Viva war einmal

Viacom schluckt viva, feuert Mitarbeiter, plant den Relaunch. In Köln geht derweil die Angst um

VON SEBASTIAN SEDLMAYR

Plötzlich ist es wieder still geworden um den Kölner Musiksender Viva. Die Nachricht vom März, dass Viva mit MTV verschmilzt und mindestens 210 der knapp 300 Jobs bei dem Teenie-Kanal wegfallen, hat bundesweit für Aufruhr gesorgt. Besonders bedrückt wurde die Nachricht vom Umzug nach Berlin in der NRW-Staatskanzlei aufgenommen.

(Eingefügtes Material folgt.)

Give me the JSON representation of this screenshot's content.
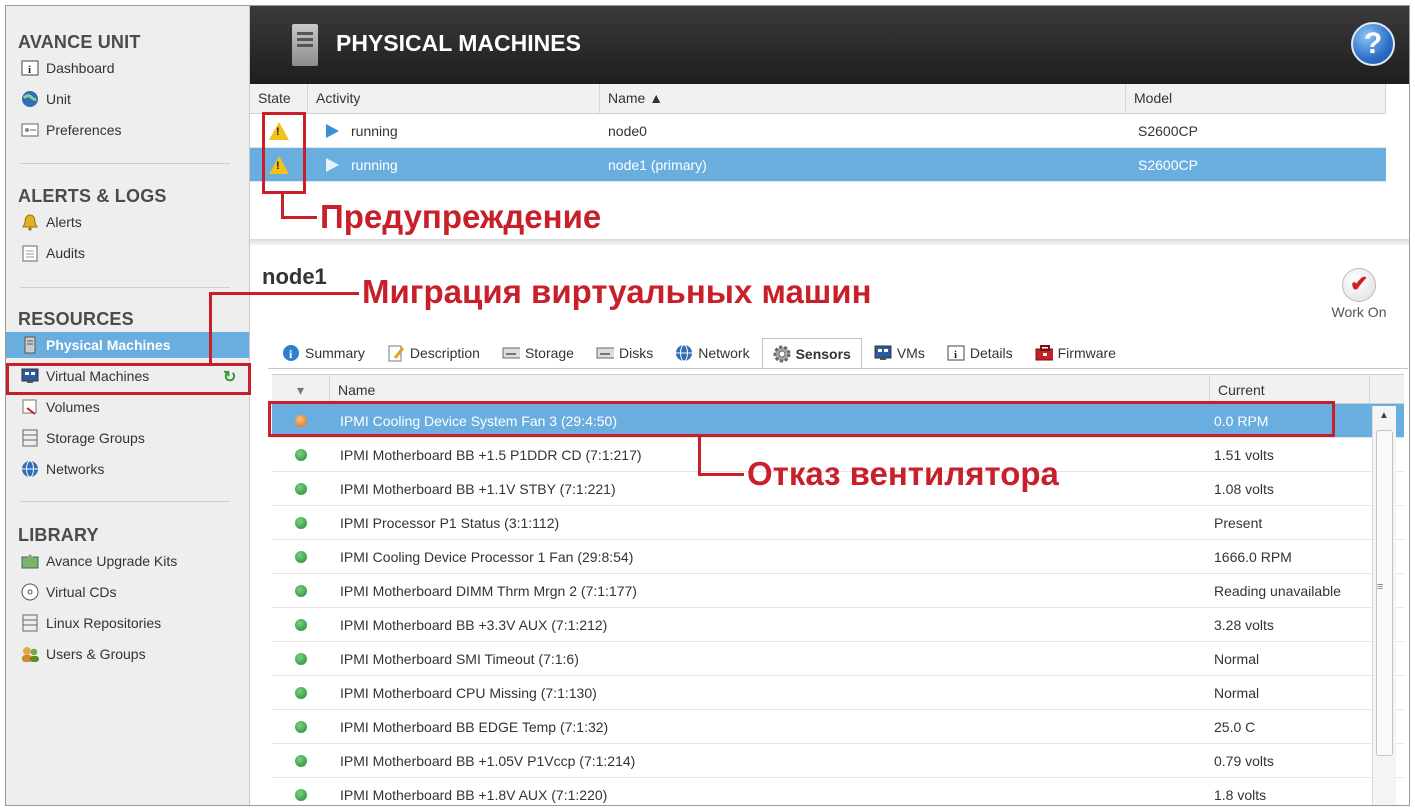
{
  "sidebar": {
    "sections": [
      {
        "title": "AVANCE UNIT",
        "items": [
          {
            "label": "Dashboard",
            "icon": "info-icon"
          },
          {
            "label": "Unit",
            "icon": "globe-icon"
          },
          {
            "label": "Preferences",
            "icon": "preferences-icon"
          }
        ]
      },
      {
        "title": "ALERTS & LOGS",
        "items": [
          {
            "label": "Alerts",
            "icon": "bell-icon"
          },
          {
            "label": "Audits",
            "icon": "audit-icon"
          }
        ]
      },
      {
        "title": "RESOURCES",
        "items": [
          {
            "label": "Physical Machines",
            "icon": "server-icon",
            "active": true
          },
          {
            "label": "Virtual Machines",
            "icon": "monitor-icon"
          },
          {
            "label": "Volumes",
            "icon": "volume-icon"
          },
          {
            "label": "Storage Groups",
            "icon": "storage-icon"
          },
          {
            "label": "Networks",
            "icon": "network-icon"
          }
        ]
      },
      {
        "title": "LIBRARY",
        "items": [
          {
            "label": "Avance Upgrade Kits",
            "icon": "upgrade-icon"
          },
          {
            "label": "Virtual CDs",
            "icon": "cd-icon"
          },
          {
            "label": "Linux Repositories",
            "icon": "repository-icon"
          },
          {
            "label": "Users & Groups",
            "icon": "users-icon"
          }
        ]
      }
    ]
  },
  "header": {
    "title": "PHYSICAL MACHINES",
    "help": "?"
  },
  "machines": {
    "columns": [
      "State",
      "Activity",
      "Name ▲",
      "Model"
    ],
    "rows": [
      {
        "state": "warning",
        "activity": "running",
        "name": "node0",
        "model": "S2600CP"
      },
      {
        "state": "warning",
        "activity": "running",
        "name": "node1 (primary)",
        "model": "S2600CP",
        "selected": true
      }
    ]
  },
  "node": {
    "title": "node1",
    "work_on": "Work On"
  },
  "tabs": [
    "Summary",
    "Description",
    "Storage",
    "Disks",
    "Network",
    "Sensors",
    "VMs",
    "Details",
    "Firmware"
  ],
  "active_tab": "Sensors",
  "sensors": {
    "columns": [
      "Name",
      "Current"
    ],
    "rows": [
      {
        "name": "IPMI Cooling Device System Fan 3 (29:4:50)",
        "current": "0.0 RPM",
        "status": "fault"
      },
      {
        "name": "IPMI Motherboard BB +1.5 P1DDR CD (7:1:217)",
        "current": "1.51 volts",
        "status": "ok"
      },
      {
        "name": "IPMI Motherboard BB +1.1V STBY (7:1:221)",
        "current": "1.08 volts",
        "status": "ok"
      },
      {
        "name": "IPMI Processor P1 Status (3:1:112)",
        "current": "Present",
        "status": "ok"
      },
      {
        "name": "IPMI Cooling Device Processor 1 Fan (29:8:54)",
        "current": "1666.0 RPM",
        "status": "ok"
      },
      {
        "name": "IPMI Motherboard DIMM Thrm Mrgn 2 (7:1:177)",
        "current": "Reading unavailable",
        "status": "ok"
      },
      {
        "name": "IPMI Motherboard BB +3.3V AUX (7:1:212)",
        "current": "3.28 volts",
        "status": "ok"
      },
      {
        "name": "IPMI Motherboard SMI Timeout (7:1:6)",
        "current": "Normal",
        "status": "ok"
      },
      {
        "name": "IPMI Motherboard CPU Missing (7:1:130)",
        "current": "Normal",
        "status": "ok"
      },
      {
        "name": "IPMI Motherboard BB EDGE Temp (7:1:32)",
        "current": "25.0 C",
        "status": "ok"
      },
      {
        "name": "IPMI Motherboard BB +1.05V P1Vccp (7:1:214)",
        "current": "0.79 volts",
        "status": "ok"
      },
      {
        "name": "IPMI Motherboard BB +1.8V AUX (7:1:220)",
        "current": "1.8 volts",
        "status": "ok"
      }
    ]
  },
  "annotations": {
    "warning": "Предупреждение",
    "migration": "Миграция виртуальных машин",
    "fan_failure": "Отказ вентилятора"
  },
  "colors": {
    "selection": "#6aaee0",
    "annotation": "#c8202a",
    "header": "#2a2a2a"
  }
}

Viel Aufhebens wollte man im Wahlkampf nicht machen und zeigte, so Ministerpräsident Peer Steinbrück, „Verständnis“ für die „betriebswirtschaftlichen“ Entscheidungen. Kein Wunder, dass die Landesregierung den Ball flach halten will: Viva ist das Ziehkind der nordrhein-westfälischen Medienpolitik seit den Zeiten des Ministerpräsidenten Johannes Rau. Wie kein anderer privater TV-Sender davor oder danach ist die „deutsche Antwort auf MTV“ gefördert worden. Von eben diesem Erzrivalen MTV ist Viva im vergangenen Jahr geschluckt worden – oder genauer: vom New Yorker Medienkonzern Viacom, zu dem auch MTV gehört.

Für Viacom ist Viva offenbar vor allem ein Einfallstor in den deutschen Fernsehmarkt. Der Co-President von Viacom, Tom Freston, sagte kurz nach dem Kauf: „Weitere Akquisitionen sind möglich.“ Gebraucht wird die Kölner Clipspule nach Effizienzkriterien allerdings nicht mehr. Die Nische ist nach Ansicht der meisten Branchenbeobachter zu eng für vier Musikkanäle. Und da Viacom nun mit MTV, MTV2, Viva und Viva Plus alle beherrscht, kann der Konzern den Markt nach seinen Vorstellungen neu ordnen.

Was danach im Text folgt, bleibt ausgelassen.